Fox might be fine for Windows, but I don’t like it on Linux.
</presonal_opinion>

Sigh, perhaps we’ll get wxRuby going some day. That would be great.

  1. Of course, there is good-all Tk (again, it doesn’t look native) (comes
    with Ruby):

TK is good for making GUI’s than run everywhere, but it doesn’t look it and
isn’t comfortable to the end user - at least not on windows. It gets the job
done, nothing more.

Yeah. In included it only for completeness. I looks ugly under Linux
too.

FLTK is planning multiple themes, which should make it possible to get
a more native look on different platforms.

Perhaps we can get Gtk+2 under Windows with a Windows theme? So it’ll
look better. It’ll still be slow though. I don’t know what can be done
about that.

If I remember correctly, FLTK is
not a bad choice for internation applications - Fox is not mature yet.

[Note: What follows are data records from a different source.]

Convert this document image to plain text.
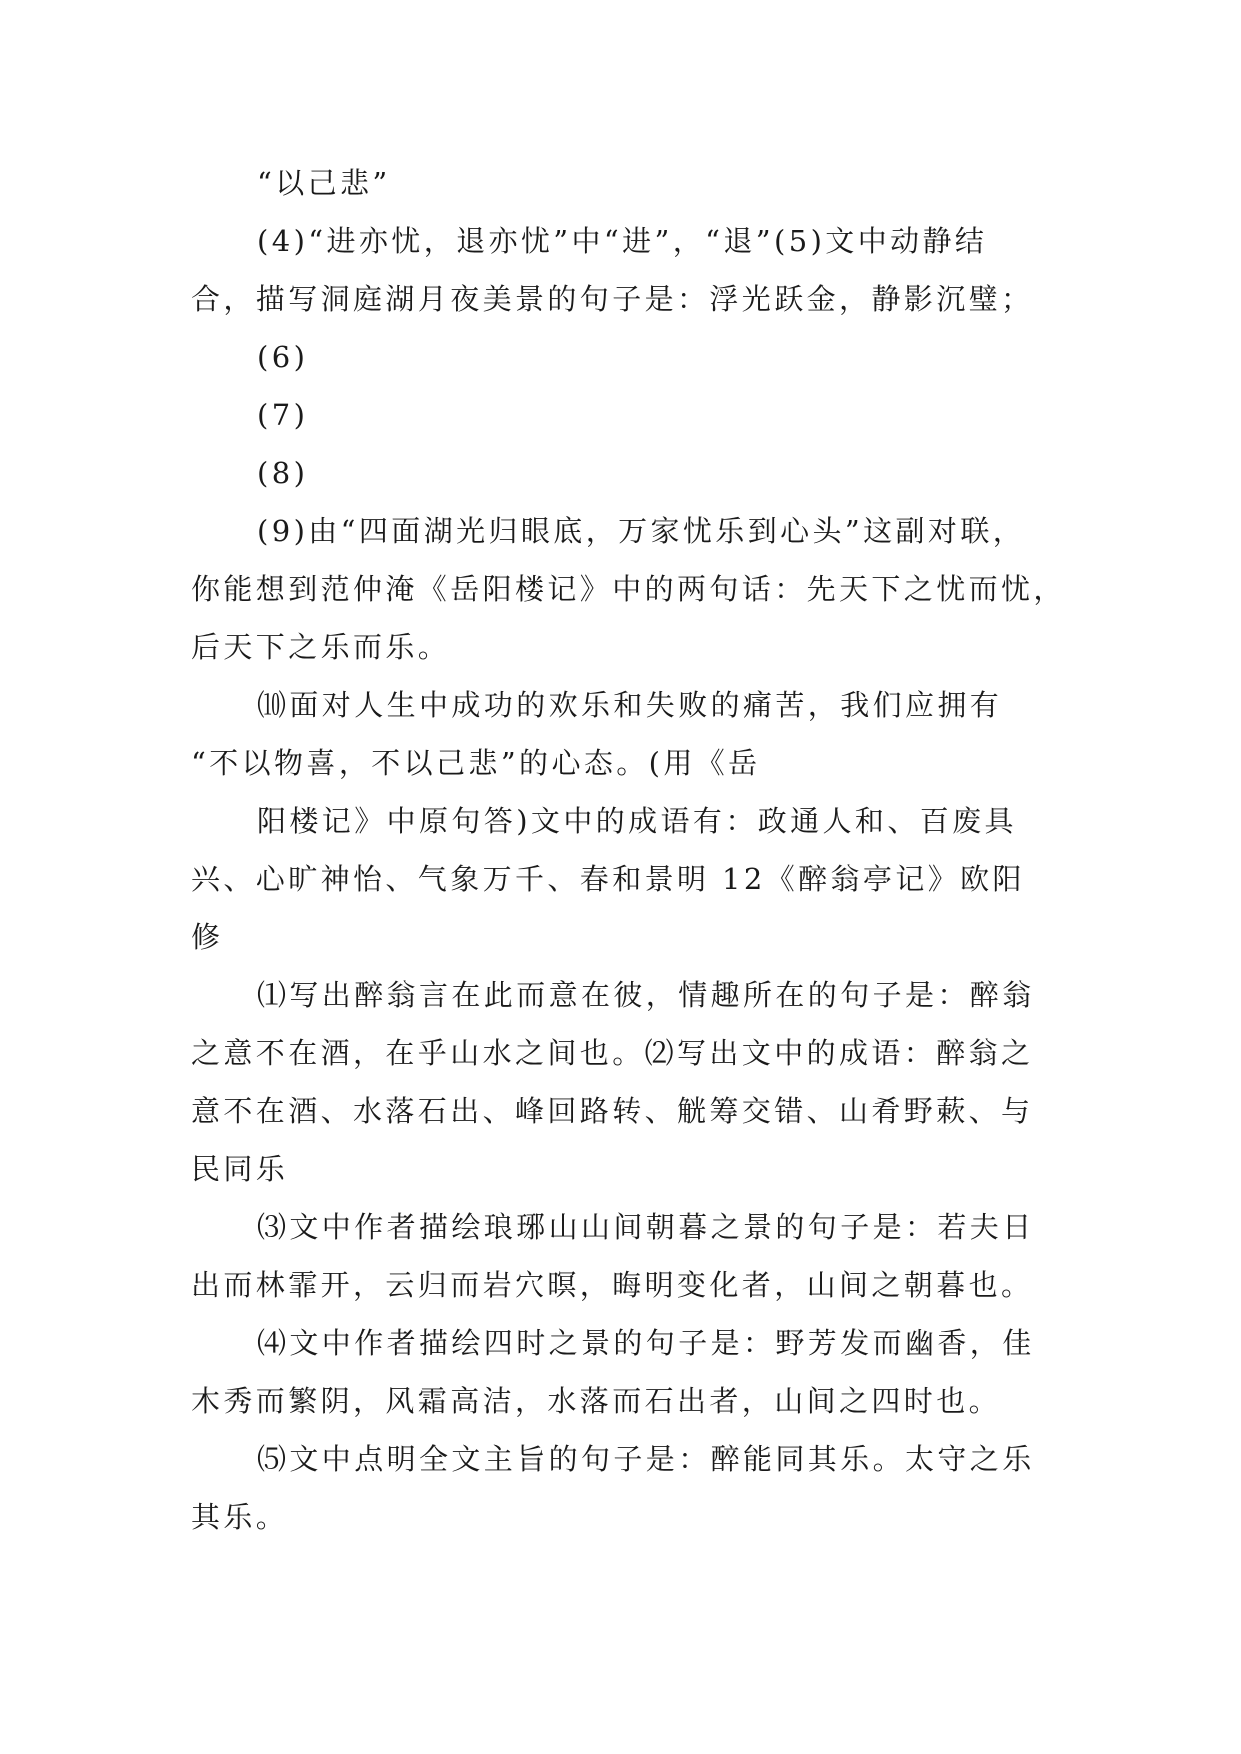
“以己悲”
(4)“进亦忧，退亦忧”中“进”，“退”(5)文中动静结
合，描写洞庭湖月夜美景的句子是：浮光跃金，静影沉璧；
(6)
(7)
(8)
(9)由“四面湖光归眼底，万家忧乐到心头”这副对联，
你能想到范仲淹《岳阳楼记》中的两句话：先天下之忧而忧，
后天下之乐而乐。
⑽面对人生中成功的欢乐和失败的痛苦，我们应拥有
“不以物喜，不以己悲”的心态。(用《岳
阳楼记》中原句答)文中的成语有：政通人和、百废具
兴、心旷神怡、气象万千、春和景明 12《醉翁亭记》欧阳
修
⑴写出醉翁言在此而意在彼，情趣所在的句子是：醉翁
之意不在酒，在乎山水之间也。⑵写出文中的成语：醉翁之
意不在酒、水落石出、峰回路转、觥筹交错、山肴野蔌、与
民同乐
⑶文中作者描绘琅琊山山间朝暮之景的句子是：若夫日
出而林霏开，云归而岩穴暝，晦明变化者，山间之朝暮也。
⑷文中作者描绘四时之景的句子是：野芳发而幽香，佳
木秀而繁阴，风霜高洁，水落而石出者，山间之四时也。
⑸文中点明全文主旨的句子是：醉能同其乐。太守之乐
其乐。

That’s interesting. I didn’t know that.

There’s also WxWindows but not yet any Ruby bindings. It is supposedly very
good, but also very large. The C++ code reminds me too much of MFC - and I’d
rather not go down that path again.

I didn’t know it was large. Is it slow?

If the language is Ruby, I’d say FxRuby is by far the best choice available
today - but it can’t say how nice it looks on Linux, and I’m not sure it’s
quite working on Mac yet.

I’ve seen Gtk+ under Windows. I think that Gtk+ looks better under
Windows that Fox does under Linux. I also think that Gtk+ and Fox both
probably look bad under Mac. Sigh.

Daniel Carrera
Graduate Teaching Assistant. Math Dept.